Bearing Witness to What Is Simple
Is there not a false eschatology of the "new heaven and new earth" which places its hope in the power of science to transform earth and heaven into places of happiness and bliss? (With God or without Him for that matter.) Is the true prospect rather that the stupidity and pride of man will ruin the earth, and that God will restore it through charity and the tears of the poor, the "remnant" and the saints? I am not saying this false eschatology is in the article of K. V. Truhlar's, which has excellent things in it--but theologians occupied with the Christian and the world are not sufficiently aware of what technology is doing to the world and, in failing to make distinctions, they tend to embrace all manifestations of progress without question in "turning to the world" and in "Christian temporal action." Hence inevitably we get Christians in the U. S. supporting a criminally stupid military adventure in Vietnam.

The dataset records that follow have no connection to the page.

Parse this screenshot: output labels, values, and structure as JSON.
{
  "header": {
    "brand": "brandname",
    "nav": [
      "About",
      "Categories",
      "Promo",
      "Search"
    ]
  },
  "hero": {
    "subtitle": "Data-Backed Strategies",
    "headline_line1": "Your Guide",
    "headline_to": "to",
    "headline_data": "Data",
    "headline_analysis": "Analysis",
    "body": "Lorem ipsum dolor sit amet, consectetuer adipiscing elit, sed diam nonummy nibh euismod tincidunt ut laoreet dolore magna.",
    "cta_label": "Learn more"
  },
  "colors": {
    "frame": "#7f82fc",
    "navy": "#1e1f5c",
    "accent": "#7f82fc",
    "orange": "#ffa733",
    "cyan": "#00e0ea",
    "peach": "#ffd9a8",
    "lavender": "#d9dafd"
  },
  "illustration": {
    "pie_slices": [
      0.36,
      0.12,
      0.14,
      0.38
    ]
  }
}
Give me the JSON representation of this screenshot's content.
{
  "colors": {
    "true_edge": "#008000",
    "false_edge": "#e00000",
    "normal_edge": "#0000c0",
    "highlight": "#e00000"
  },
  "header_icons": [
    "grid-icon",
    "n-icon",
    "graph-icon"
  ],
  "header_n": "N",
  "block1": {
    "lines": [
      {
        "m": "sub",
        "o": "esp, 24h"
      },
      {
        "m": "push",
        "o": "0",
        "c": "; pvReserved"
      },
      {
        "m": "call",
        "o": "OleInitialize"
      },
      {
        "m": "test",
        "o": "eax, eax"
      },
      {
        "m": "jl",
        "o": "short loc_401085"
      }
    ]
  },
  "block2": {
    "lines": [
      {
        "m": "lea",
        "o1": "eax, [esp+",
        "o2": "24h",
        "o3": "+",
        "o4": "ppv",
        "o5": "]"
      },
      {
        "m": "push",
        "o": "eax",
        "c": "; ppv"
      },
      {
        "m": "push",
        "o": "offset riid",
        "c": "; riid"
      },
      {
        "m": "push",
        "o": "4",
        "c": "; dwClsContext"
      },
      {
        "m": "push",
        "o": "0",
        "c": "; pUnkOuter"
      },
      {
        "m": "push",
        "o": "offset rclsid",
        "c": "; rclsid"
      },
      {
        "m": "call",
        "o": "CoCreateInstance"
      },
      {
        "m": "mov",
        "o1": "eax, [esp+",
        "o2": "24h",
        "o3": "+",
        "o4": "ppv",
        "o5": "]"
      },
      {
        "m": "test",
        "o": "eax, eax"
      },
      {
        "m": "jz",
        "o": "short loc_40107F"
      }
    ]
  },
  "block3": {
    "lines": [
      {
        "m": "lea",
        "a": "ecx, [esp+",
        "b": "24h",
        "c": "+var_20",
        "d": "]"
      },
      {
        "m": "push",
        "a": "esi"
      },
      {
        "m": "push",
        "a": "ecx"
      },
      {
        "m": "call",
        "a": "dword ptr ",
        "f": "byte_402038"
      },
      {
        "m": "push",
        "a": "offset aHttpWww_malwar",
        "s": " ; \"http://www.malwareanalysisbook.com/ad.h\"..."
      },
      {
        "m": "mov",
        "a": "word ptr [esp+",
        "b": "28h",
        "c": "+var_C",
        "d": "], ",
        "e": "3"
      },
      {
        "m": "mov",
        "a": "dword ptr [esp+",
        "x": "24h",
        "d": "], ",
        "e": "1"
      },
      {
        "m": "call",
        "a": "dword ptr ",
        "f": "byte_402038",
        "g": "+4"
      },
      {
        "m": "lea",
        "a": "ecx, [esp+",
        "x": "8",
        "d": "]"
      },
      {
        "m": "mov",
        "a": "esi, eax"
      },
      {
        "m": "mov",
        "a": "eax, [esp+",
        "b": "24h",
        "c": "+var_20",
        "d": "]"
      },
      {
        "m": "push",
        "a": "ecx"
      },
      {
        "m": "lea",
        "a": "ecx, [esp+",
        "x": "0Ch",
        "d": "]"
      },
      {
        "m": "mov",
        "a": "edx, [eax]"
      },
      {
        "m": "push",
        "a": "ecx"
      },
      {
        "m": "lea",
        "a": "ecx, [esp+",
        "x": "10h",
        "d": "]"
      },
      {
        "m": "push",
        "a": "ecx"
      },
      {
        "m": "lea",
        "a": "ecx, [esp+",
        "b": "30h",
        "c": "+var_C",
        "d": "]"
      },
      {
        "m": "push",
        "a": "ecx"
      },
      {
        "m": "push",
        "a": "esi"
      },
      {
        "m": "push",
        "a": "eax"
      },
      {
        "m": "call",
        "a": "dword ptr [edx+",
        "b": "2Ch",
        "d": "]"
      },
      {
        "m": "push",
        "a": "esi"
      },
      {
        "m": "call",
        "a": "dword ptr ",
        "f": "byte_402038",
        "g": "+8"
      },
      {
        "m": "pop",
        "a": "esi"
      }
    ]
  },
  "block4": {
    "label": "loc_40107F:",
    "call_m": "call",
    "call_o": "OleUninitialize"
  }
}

There is no question for me that my one job as monk is to live the hermit life in simple, direct contact with nature, primitively, quietly, doing some writing, maintaining such contacts as are willed by God, and bearing witness to the value and goodness of simple things and ways, and loving God in it all. I am more convinced of this than of anything contingent upon my life, and I am sure it is what He asks of me. Yet I do not always respond with simplicity.

1 comment:

  1. I wonder what Merton would have to say about earth steward ministries in churches these days? How would they fit his notion of "false eschatology?"